The Black Diamond event, a race he described as being “fairly hilly,” also earned him a slot in the National Duathlon Championships in Tucson set for October along with qualifying him for the prestigious World Championships in Pontevedra, Spain, on Sunday, June 1.

“It’s a once-in-a-lifetime opportunity,” he said of the Spanish competition. “I’m excited.”

Francis’ wins are quite impressive, considering he is peaking in duathlons at age 45, all the while working his daytime job, which consists of performing retina surgery, a specialty where he focuses on diseases such as macular degeneration and diabetes.
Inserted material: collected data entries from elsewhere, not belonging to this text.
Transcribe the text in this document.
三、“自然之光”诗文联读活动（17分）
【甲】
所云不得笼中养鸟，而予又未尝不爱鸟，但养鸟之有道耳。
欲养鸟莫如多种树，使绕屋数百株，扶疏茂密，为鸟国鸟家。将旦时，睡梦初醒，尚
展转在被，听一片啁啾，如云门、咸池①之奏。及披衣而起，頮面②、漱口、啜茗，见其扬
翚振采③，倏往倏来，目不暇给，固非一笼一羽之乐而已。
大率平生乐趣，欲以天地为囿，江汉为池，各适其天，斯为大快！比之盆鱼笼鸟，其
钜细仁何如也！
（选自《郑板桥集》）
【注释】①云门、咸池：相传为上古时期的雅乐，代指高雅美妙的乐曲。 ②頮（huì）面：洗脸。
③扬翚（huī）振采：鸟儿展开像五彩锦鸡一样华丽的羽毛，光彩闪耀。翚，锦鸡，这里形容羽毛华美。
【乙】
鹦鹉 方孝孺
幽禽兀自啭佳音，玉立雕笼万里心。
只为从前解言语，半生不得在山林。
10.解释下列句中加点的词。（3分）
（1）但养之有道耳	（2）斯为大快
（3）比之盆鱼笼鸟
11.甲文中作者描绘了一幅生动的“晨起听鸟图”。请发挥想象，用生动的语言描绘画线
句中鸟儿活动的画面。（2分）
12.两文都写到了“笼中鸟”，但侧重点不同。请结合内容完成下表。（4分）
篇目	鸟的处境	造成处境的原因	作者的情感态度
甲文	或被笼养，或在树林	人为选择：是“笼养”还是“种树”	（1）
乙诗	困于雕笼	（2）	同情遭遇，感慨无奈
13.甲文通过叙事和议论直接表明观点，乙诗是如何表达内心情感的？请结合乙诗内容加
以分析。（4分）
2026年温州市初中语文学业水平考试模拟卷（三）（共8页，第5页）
His medical background began in the United Kingdom, where he attended medical school, completing a residency in London. He was appointed to the faculty at St. Thomas’ Hospital in London in 2006. St. Thomas, which is just across from the Houses of Parliament, is renowned not only as the home of Florence Nightingale and other luminaries, but was also the site of the first recorded cataract with a lens implant surgery, which was conducted in the 1940s.

In the past, Francis has run marathons and participated in the 2013 Boston Marathon during the devastating explosions that killed three people and injured many others. Coming in well before the blasts, it wasn’t until he was at the airport ready to return home that he began receiving the grim news via text messages on his phone.

“Slowly the information spread down the line, there’d been a bomb attack,” Francis recalled, saying he was out of communication for six hours as he flew from Boston to San Francisco, and ended up borrowing someone’s cellphone to learn details of the tragic event. “It was an awful thing that happened.”

With his race in Spain expected to be flat and fast — performed during what’s predicted to be very hot weather — Francis has been training hard in mornings and evenings. For the past three months, he’s been training four days a week, putting in eight hours a week. His training goal is to shoot for a combination of mixing speed with endurance aboard his Cervelo bike, a bike he describes as both stiff and responsive.

His bike training sessions have included some tough climbs such as the long pull from Mount Hood to Rhododendron as well as riding up to Crown Point and Rowena Crest along the Historic Columbia Gorge Highway.

“It helps to build strength — it helps to build endurance,” noted Francis, who was named the best up-and-coming medical researcher in the United Kingdom in 2002. “If I pull a muscle now, that could end the opportunity (to compete).”

Still, being pretty much at the peak of the sport, he said he can train pretty much up to the days of the events.

“It’s not adrenaline-driven,” said Francis. As a result, he plans to run and bike the Spain event in a relaxed, calm manner, ideally finishing in less than 45 minutes.